Il beneficiario della copertura:

  • Riceve un importo netto destinato alla copertura sanitaria pari al versamento effettuato dal datore di lavoro;
  • Ha la possibilità di ricevere il rimborso delle sue spese sanitarie;
  • Potrà avvalersi, in sede di dichiarazione dei redditi, della detrazione d’imposta nella misura di quanto previsto dalla legge, limitatamente alla parte di spesa sanitaria rimasta effettivamente a suo carico e non rimborsata da Cooperazione Salute.
  • Il contributo versato a Cooperazione Salute per sé o per eventuali familiari che siano o meno fiscalmente a carico è deducibile dal reddito imponibile, con risparmio fiscale pari all’aliquota Irpef marginale.

Per le Cooperative

Alla Mutua Nazionale aderiscono le imprese cooperative che applicano CCNL che prevedono l'obbligo di prevedere una copertura sanitaria integrativa a favore dei lavoratori, ma non solo: imprese cooperative che vogliano attivare politiche di welfare aziendale o che promuovano lo strumento mutualistico presso la propria base sociale. 

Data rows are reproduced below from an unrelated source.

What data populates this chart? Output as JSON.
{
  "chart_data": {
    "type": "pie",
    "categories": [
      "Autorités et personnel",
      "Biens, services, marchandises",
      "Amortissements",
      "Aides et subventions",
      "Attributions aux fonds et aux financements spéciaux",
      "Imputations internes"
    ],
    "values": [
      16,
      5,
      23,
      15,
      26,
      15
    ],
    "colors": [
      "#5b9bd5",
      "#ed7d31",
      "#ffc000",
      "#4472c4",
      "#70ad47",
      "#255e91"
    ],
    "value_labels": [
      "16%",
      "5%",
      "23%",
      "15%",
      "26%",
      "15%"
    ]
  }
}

Il Legale rappresentante prende visione dell’informativa sulla Privacy, che costituisce parte integrante della Domanda di Adesione, acconsentendo al trattamento dei dati personali da lui comunicati in occasione dell’iscrizione; successivamente, nel momento in cui i beneficiari presenteranno a Cooperazione Salute le loro richieste di rimborso, prenderanno visione dell’informativa riportata nel modulo di richiesta e, controfirmando lo stesso,  acconsentiranno al trattamento dei  propri dati personali e sensibili.

In fase di prima iscrizione, i lavoratori collocati in aspettativa non retribuita non dovranno essere conteggiati fra gli aventi diritto alla copertura; in corso d’anno varranno le regole descritte dalle norme di attuazione del Piano sanitario di riferimento per i nuovi iscritti (nel caso il dipendente torni a lavorare) o dipendenti cessati (nel caso il dipendente inizi l’aspettativa).